Morning clarity: The morning mental clarity improved, though it's hard to distinguish between the nootropic compounds and the caffeine effect. L-theanine + caffeine specifically is evidence-based for producing focused alertness without jitteriness, and that's what I experienced.
Memory: I didn't notice subjective memory improvements. I'm not regularly testing my memory, so this may not be detectable in 60 days anyway. Bacopa's memory benefits typically take 8-12 weeks and are modest (10-15% improvement in memory tasks in research).
Training and physical performance: No change. Focus improvements didn't come at the cost of training performance.
The Evidence Behind Each Component
Lion's mane: NGF and BDNF stimulation through hericenones and erinacines. Research shows cognitive improvements with 500mg+ daily. Neubria includes an effective dose.
Bacopa monnieri: Acetylcholinesterase inhibition and antioxidant effects in the brain. Research supports memory improvements with 300mg daily. Neubria includes this dose.
L-theanine + Caffeine: This combination is well-established for producing focused alertness. Typical dose is 100-200mg L-theanine with 50-100mg caffeine. Neubria's ratio appears optimised for this.
B vitamins: Essential for energy metabolism and neurotransmitter synthesis. Neubria includes practical doses that fill nutritional gaps.

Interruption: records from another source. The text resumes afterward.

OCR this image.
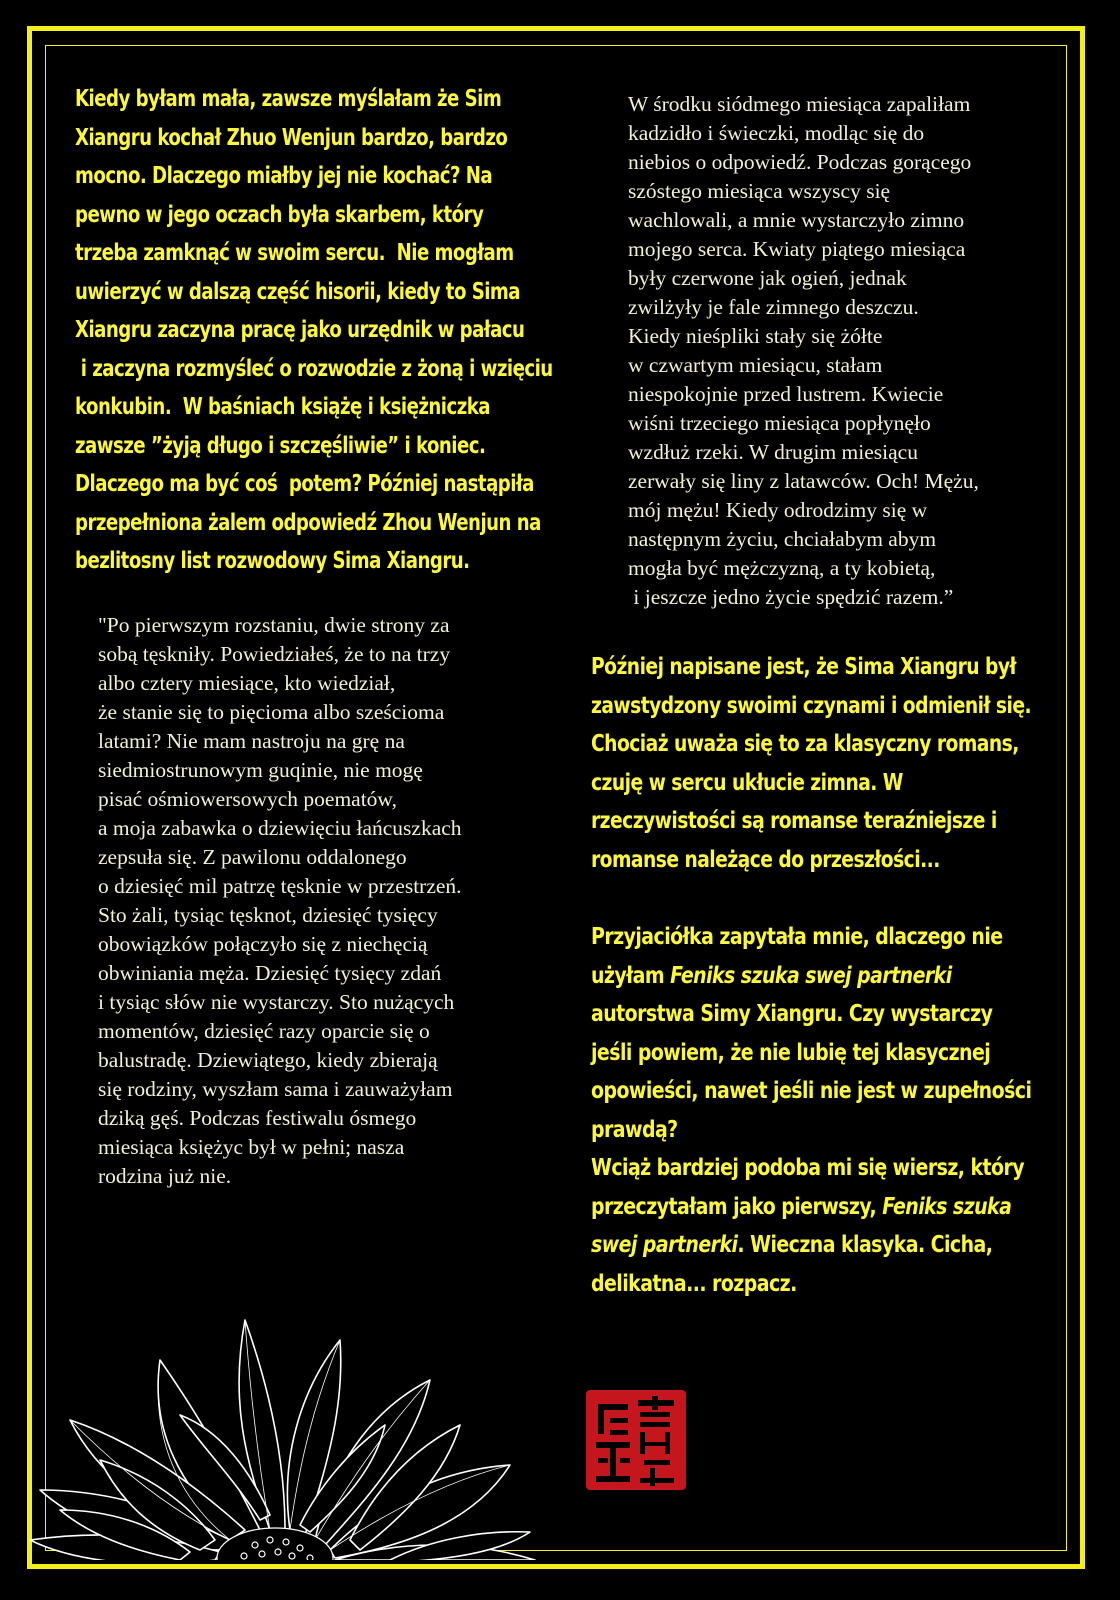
Kiedy byłam mała, zawsze myślałam że Sim

Xiangru kochał Zhuo Wenjun bardzo, bardzo

mocno. Dlaczego miałby jej nie kochać? Na

pewno w jego oczach była skarbem, który

trzeba zamknąć w swoim sercu.  Nie mogłam

uwierzyć w dalszą część hisorii, kiedy to Sima

Xiangru zaczyna pracę jako urzędnik w pałacu

i zaczyna rozmyśleć o rozwodzie z żoną i wzięciu

konkubin.  W baśniach książę i księżniczka

zawsze ”żyją długo i szczęśliwie” i koniec.

Dlaczego ma być coś  potem? Później nastąpiła

przepełniona żalem odpowiedź Zhou Wenjun na

bezlitosny list rozwodowy Sima Xiangru.

W środku siódmego miesiąca zapaliłam

kadzidło i świeczki, modląc się do

niebios o odpowiedź. Podczas gorącego

szóstego miesiąca wszyscy się

wachlowali, a mnie wystarczyło zimno

mojego serca. Kwiaty piątego miesiąca

były czerwone jak ogień, jednak

zwilżyły je fale zimnego deszczu.

Kiedy nieśpliki stały się żółte

w czwartym miesiącu, stałam

niespokojnie przed lustrem. Kwiecie

wiśni trzeciego miesiąca popłynęło

wzdłuż rzeki. W drugim miesiącu

zerwały się liny z latawców. Och! Mężu,

mój mężu! Kiedy odrodzimy się w

następnym życiu, chciałabym abym

mogła być mężczyzną, a ty kobietą,

i jeszcze jedno życie spędzić razem.”

"Po pierwszym rozstaniu, dwie strony za

sobą tęskniły. Powiedziałeś, że to na trzy

albo cztery miesiące, kto wiedział,

że stanie się to pięcioma albo sześcioma

latami? Nie mam nastroju na grę na

siedmiostrunowym guqinie, nie mogę

pisać ośmiowersowych poematów,

a moja zabawka o dziewięciu łańcuszkach

zepsuła się. Z pawilonu oddalonego

o dziesięć mil patrzę tęsknie w przestrzeń.

Sto żali, tysiąc tęsknot, dziesięć tysięcy

obowiązków połączyło się z niechęcią

obwiniania męża. Dziesięć tysięcy zdań

i tysiąc słów nie wystarczy. Sto nużących

momentów, dziesięć razy oparcie się o

balustradę. Dziewiątego, kiedy zbierają

się rodziny, wyszłam sama i zauważyłam

dziką gęś. Podczas festiwalu ósmego

miesiąca księżyc był w pełni; nasza

rodzina już nie.

Później napisane jest, że Sima Xiangru był

zawstydzony swoimi czynami i odmienił się.

Chociaż uważa się to za klasyczny romans,

czuję w sercu ukłucie zimna. W

rzeczywistości są romanse teraźniejsze i

romanse należące do przeszłości...

Przyjaciółka zapytała mnie, dlaczego nie

użyłam Feniks szuka swej partnerki

autorstwa Simy Xiangru. Czy wystarczy

jeśli powiem, że nie lubię tej klasycznej

opowieści, nawet jeśli nie jest w zupełności

prawdą?

Wciąż bardziej podoba mi się wiersz, który

przeczytałam jako pierwszy, Feniks szuka

swej partnerki. Wieczna klasyka. Cicha,

delikatna... rozpacz.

The formulation isn't cutting-edge research; it's thoughtful integration of established compounds.
Honest Assessment
Neubria Charge is useful, not transformative. Realistic expectations:
What it does: Improves afternoon mental fatigue, sustains focus, prevents the typical 2-3 PM cognitive decline. Over 60 days, this accumulates to meaningful improvements in how much quality cognitive work you can accomplish.

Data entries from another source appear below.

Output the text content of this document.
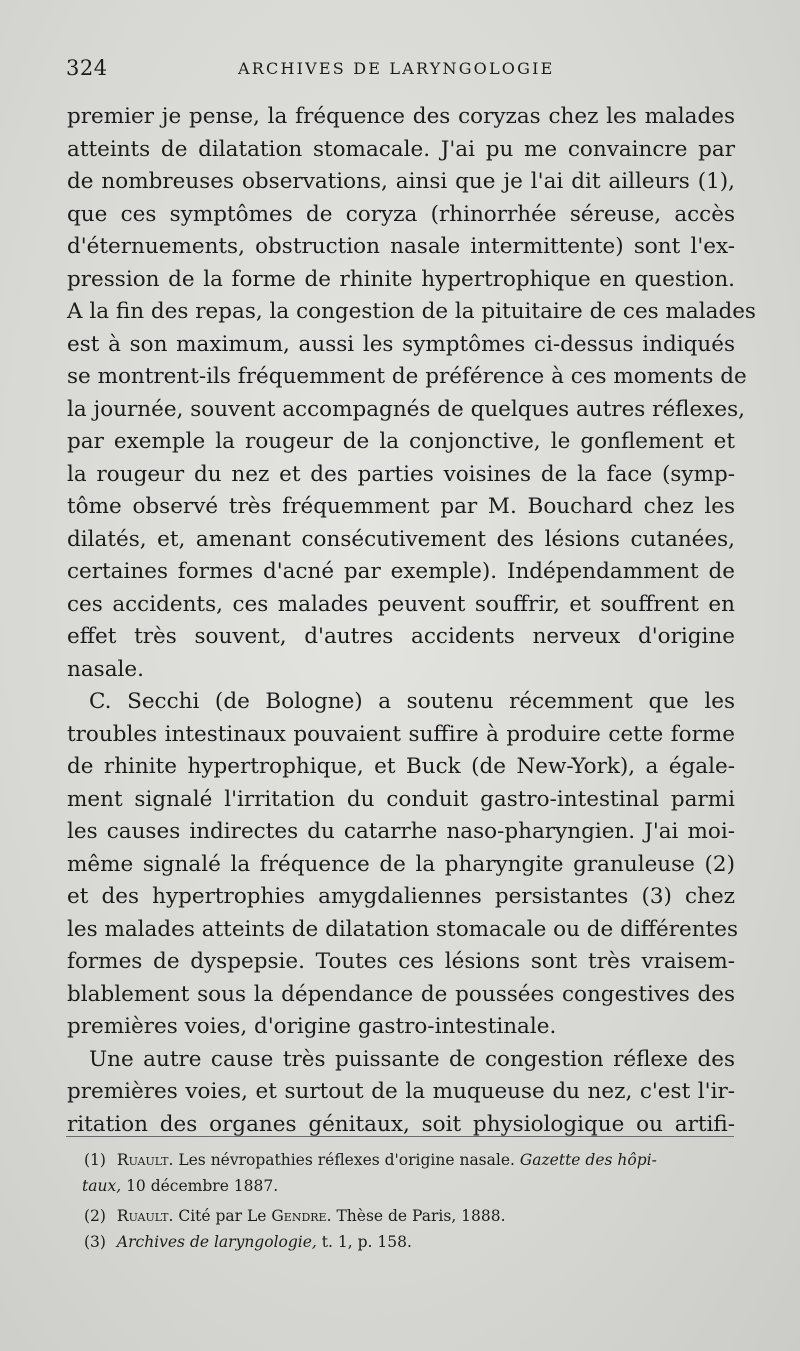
324	ARCHIVES DE LARYNGOLOGIE
premier je pense, la fréquence des coryzas chez les malades
atteints de dilatation stomacale. J'ai pu me convaincre par
de nombreuses observations, ainsi que je l'ai dit ailleurs (1),
que ces symptômes de coryza (rhinorrhée séreuse, accès
d'éternuements, obstruction nasale intermittente) sont l'ex-
pression de la forme de rhinite hypertrophique en question.
A la fin des repas, la congestion de la pituitaire de ces malades
est à son maximum, aussi les symptômes ci-dessus indiqués
se montrent-ils fréquemment de préférence à ces moments de
la journée, souvent accompagnés de quelques autres réflexes,
par exemple la rougeur de la conjonctive, le gonflement et
la rougeur du nez et des parties voisines de la face (symp-
tôme observé très fréquemment par M. Bouchard chez les
dilatés, et, amenant consécutivement des lésions cutanées,
certaines formes d'acné par exemple). Indépendamment de
ces accidents, ces malades peuvent souffrir, et souffrent en
effet très souvent, d'autres accidents nerveux d'origine
nasale.
C. Secchi (de Bologne) a soutenu récemment que les
troubles intestinaux pouvaient suffire à produire cette forme
de rhinite hypertrophique, et Buck (de New-York), a égale-
ment signalé l'irritation du conduit gastro-intestinal parmi
les causes indirectes du catarrhe naso-pharyngien. J'ai moi-
même signalé la fréquence de la pharyngite granuleuse (2)
et des hypertrophies amygdaliennes persistantes (3) chez
les malades atteints de dilatation stomacale ou de différentes
formes de dyspepsie. Toutes ces lésions sont très vraisem-
blablement sous la dépendance de poussées congestives des
premières voies, d'origine gastro-intestinale.
Une autre cause très puissante de congestion réflexe des
premières voies, et surtout de la muqueuse du nez, c'est l'ir-
ritation des organes génitaux, soit physiologique ou artifi-
(1) Ruault. Les névropathies réflexes d'origine nasale. Gazette des hôpi-
taux, 10 décembre 1887.
(2) Ruault. Cité par Le Gendre. Thèse de Paris, 1888.
(3) Archives de laryngologie, t. 1, p. 158.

What it doesn't do: It doesn't double your IQ or produce hours of laser focus. It doesn't replace sleep or manage severe ADHD symptoms. It doesn't work if you're already getting excellent sleep, managing stress well, and eating properly.

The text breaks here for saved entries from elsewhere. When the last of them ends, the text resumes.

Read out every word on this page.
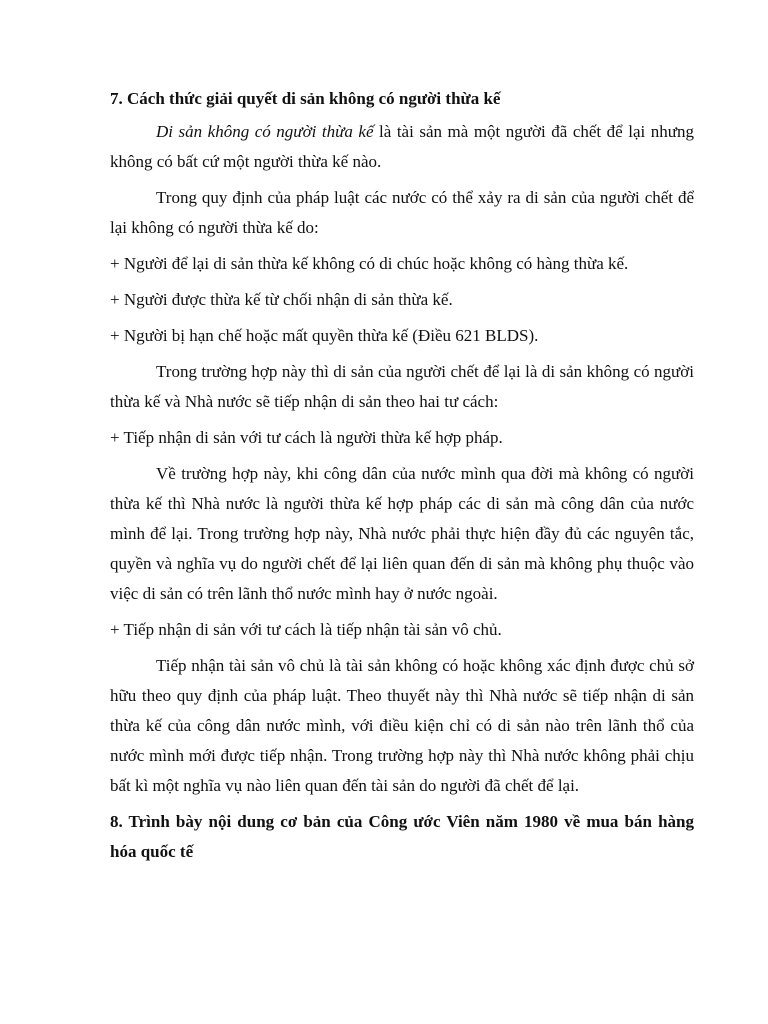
7. Cách thức giải quyết di sản không có người thừa kế

Di sản không có người thừa kế là tài sản mà một người đã chết để lại nhưng không có bất cứ một người thừa kế nào.

Trong quy định của pháp luật các nước có thể xảy ra di sản của người chết để lại không có người thừa kế do:

+ Người để lại di sản thừa kế không có di chúc hoặc không có hàng thừa kế.

+ Người được thừa kế từ chối nhận di sản thừa kế.

+ Người bị hạn chế hoặc mất quyền thừa kế (Điều 621 BLDS).

Trong trường hợp này thì di sản của người chết để lại là di sản không có người thừa kế và Nhà nước sẽ tiếp nhận di sản theo hai tư cách:

+ Tiếp nhận di sản với tư cách là người thừa kế hợp pháp.

Về trường hợp này, khi công dân của nước mình qua đời mà không có người thừa kế thì Nhà nước là người thừa kế hợp pháp các di sản mà công dân của nước mình để lại. Trong trường hợp này, Nhà nước phải thực hiện đầy đủ các nguyên tắc, quyền và nghĩa vụ do người chết để lại liên quan đến di sản mà không phụ thuộc vào việc di sản có trên lãnh thổ nước mình hay ở nước ngoài.

+ Tiếp nhận di sản với tư cách là tiếp nhận tài sản vô chủ.

Tiếp nhận tài sản vô chủ là tài sản không có hoặc không xác định được chủ sở hữu theo quy định của pháp luật. Theo thuyết này thì Nhà nước sẽ tiếp nhận di sản thừa kế của công dân nước mình, với điều kiện chỉ có di sản nào trên lãnh thổ của nước mình mới được tiếp nhận. Trong trường hợp này thì Nhà nước không phải chịu bất kì một nghĩa vụ nào liên quan đến tài sản do người đã chết để lại.

8. Trình bày nội dung cơ bản của Công ước Viên năm 1980 về mua bán hàng hóa quốc tế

Who benefits most: Knowledge workers (programmers, writers, analysts, strategists), people dealing with afternoon focus crashes, anyone doing sustained cognitive work through the day. Less useful if you work in bursts or don't struggle with afternoon fatigue.
Cost-benefit: At roughly 40-50 pounds per month, the cost is reasonable if afternoon focus improvements are valuable for your work. For someone doing knowledge work 8 hours daily, preventing a 1-2 hour afternoon focus decline is worth that cost.
Comparison to Baseline Nootropics
I've trialled several nootropic approaches. Neubria Charge compares reasonably:
- Better than: Most generic "brain health" supplements, random nootropic stacks, single-ingredient supplements
- Comparable to: Well-designed stacks with lion's mane + bacopa + L-theanine + caffeine from other sources
- Better formulation than: Buying these compounds separately and combining them yourself (Neubria handles ratios and absorption)
Practical Implementation
If trying Neubria Charge:
- Take it consistently for at least 4 weeks before assessing (compounds like bacopa take time)
- Assess subjective focus quality and afternoon mental fatigue specifically
- Track objective cognitive performance if possible (cognitive testing apps)
- Don't expect transformation; expect incremental improvement in sustained focus
- Combine with good sleep, dietary quality, and stress management (nootropics amplify those, not replace them)
Neubria's Charge is a well-formulated cognitive support supplement worth considering if afternoon focus decline is a genuine problem in your work.
After 60 days, I'm continuing use. The focus improvements are measurable and useful for my work as a writer and strategist. Afternoon mental fatigue is notably reduced. It's not life-changing, but it's genuinely valuable for sustained cognitive work.
Neubria Charge is a thoughtfully formulated stack of well-evidenced cognitive compounds at sensible doses. Realistic expectation is a measurable reduction in afternoon mental fatigue and steadier focus, not transformative cognition. Useful for knowledge workers, redundant for anyone with poor sleep or untreated stress.